L’Alpe 36 : éditorial

Chemin faisant, de numéro en numéro, que de voyageurs avons-nous croisés au gré des thèmes traités dans L’Alpe ! Et que de voyages avons-nous faits dans les écrits et les images qu’ils ont parfois laissés ! De quoi susciter le désir de s’attacher aux pas de ces passants d’un temps où les monts recelaient dragons et mystères. De s’interroger sur la curiosité qui a poussé certains d’entre eux, dès la Renaissance, à s’écarter des grandes vallées et des principales voies de passage. De découvrir leur quotidien, la façon dont ils trouvaient leur chemin, dénichaient un gîte, s’équipaient et se déplaçaient. De questionner enfin le regard qu’ils portaient sur des Alpes et des Alpins aussi exotiques qu’étonnants.

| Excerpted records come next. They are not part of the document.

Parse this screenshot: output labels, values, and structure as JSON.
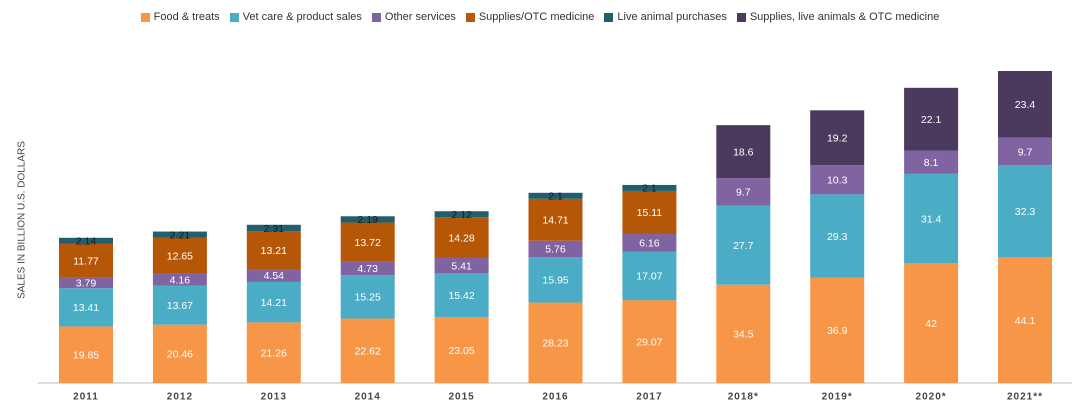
{
  "chart_data": {
    "type": "stacked-bar",
    "y_label": "SALES IN BILLION U.S. DOLLARS",
    "categories": [
      "2011",
      "2012",
      "2013",
      "2014",
      "2015",
      "2016",
      "2017",
      "2018*",
      "2019*",
      "2020*",
      "2021**"
    ],
    "series": [
      {
        "name": "Food & treats",
        "color": "#f79646",
        "values": [
          19.85,
          20.46,
          21.26,
          22.62,
          23.05,
          28.23,
          29.07,
          34.5,
          36.9,
          42,
          44.1
        ]
      },
      {
        "name": "Vet care & product sales",
        "color": "#4bacc6",
        "values": [
          13.41,
          13.67,
          14.21,
          15.25,
          15.42,
          15.95,
          17.07,
          27.7,
          29.3,
          31.4,
          32.3
        ]
      },
      {
        "name": "Other services",
        "color": "#8064a2",
        "values": [
          3.79,
          4.16,
          4.54,
          4.73,
          5.41,
          5.76,
          6.16,
          9.7,
          10.3,
          8.1,
          9.7
        ]
      },
      {
        "name": "Supplies/OTC medicine",
        "color": "#b65708",
        "values": [
          11.77,
          12.65,
          13.21,
          13.72,
          14.28,
          14.71,
          15.11,
          null,
          null,
          null,
          null
        ]
      },
      {
        "name": "Live animal purchases",
        "color": "#215f6e",
        "values": [
          2.14,
          2.21,
          2.31,
          2.19,
          2.12,
          2.1,
          2.1,
          null,
          null,
          null,
          null
        ]
      },
      {
        "name": "Supplies, live animals & OTC medicine",
        "color": "#4b3a5e",
        "values": [
          null,
          null,
          null,
          null,
          null,
          null,
          null,
          18.6,
          19.2,
          22.1,
          23.4
        ]
      }
    ]
  }
}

Dans un univers désormais cartographié par satellite, balisé et largement sécurisé, livré au tourisme de masse, on ne s’étonnera pas de cette fascination pour de telles « transhumances » au parfum d’exploration et pour tous ces savants, gentilshommes ou autres passionnés qui arpentaient les montagnes afin de repousser les limites du monde. Car la transformation du Grand Tour en tourisme au cours du XIXe siècle semble avoir définitivement tué l’esprit du voyage (de découverte) tel qu’il doit être, aventureux et curieux de tout. Les choses ne sont pourtant pas si simples. Il ne s’agit pas tant d’époque que de mentalité. Combien de voyageurs et de touristes d’autrefois en effet, bien mieux informés qu’on ne pourrait le croire, ne s’écartaient guère des étapes et itinéraires recommandés par les guides, regardant hommes et paysages à travers le prisme des clichés véhiculés par ces manuels.

À l’inverse, l’engouement actuel pour des cheminements comme la Via Alpina, itinéraire au long cours d’un bout à l’autre de l’arc alpin (voir le numéro 23 de L’Alpe), témoigne d’un désir de voyage dans la lenteur et l’étonnement. Qu’on se rassure, la déambulation émerveillée n’est pas l’apanage d’un lointain passé, même si celui-ci conserve tout son charme. Est-il même nécessaire d’entreprendre de lointains parcours pour voyager et ainsi « réactiver pendant un instant l’usage des yeux : la lecture du monde » comme le formule si bien l’écrivain italien Italo Calvino ? Le portfolio de ce numéro est là pour dire le contraire et rappeler que les Alpes restent un fabuleux réservoir de découvertes d’un ailleurs et d’un autre parfois tout proches. Une incitation, pour chacun, à entreprendre des périples hors des sentiers battus, sans autre bagage que des sens en éveil.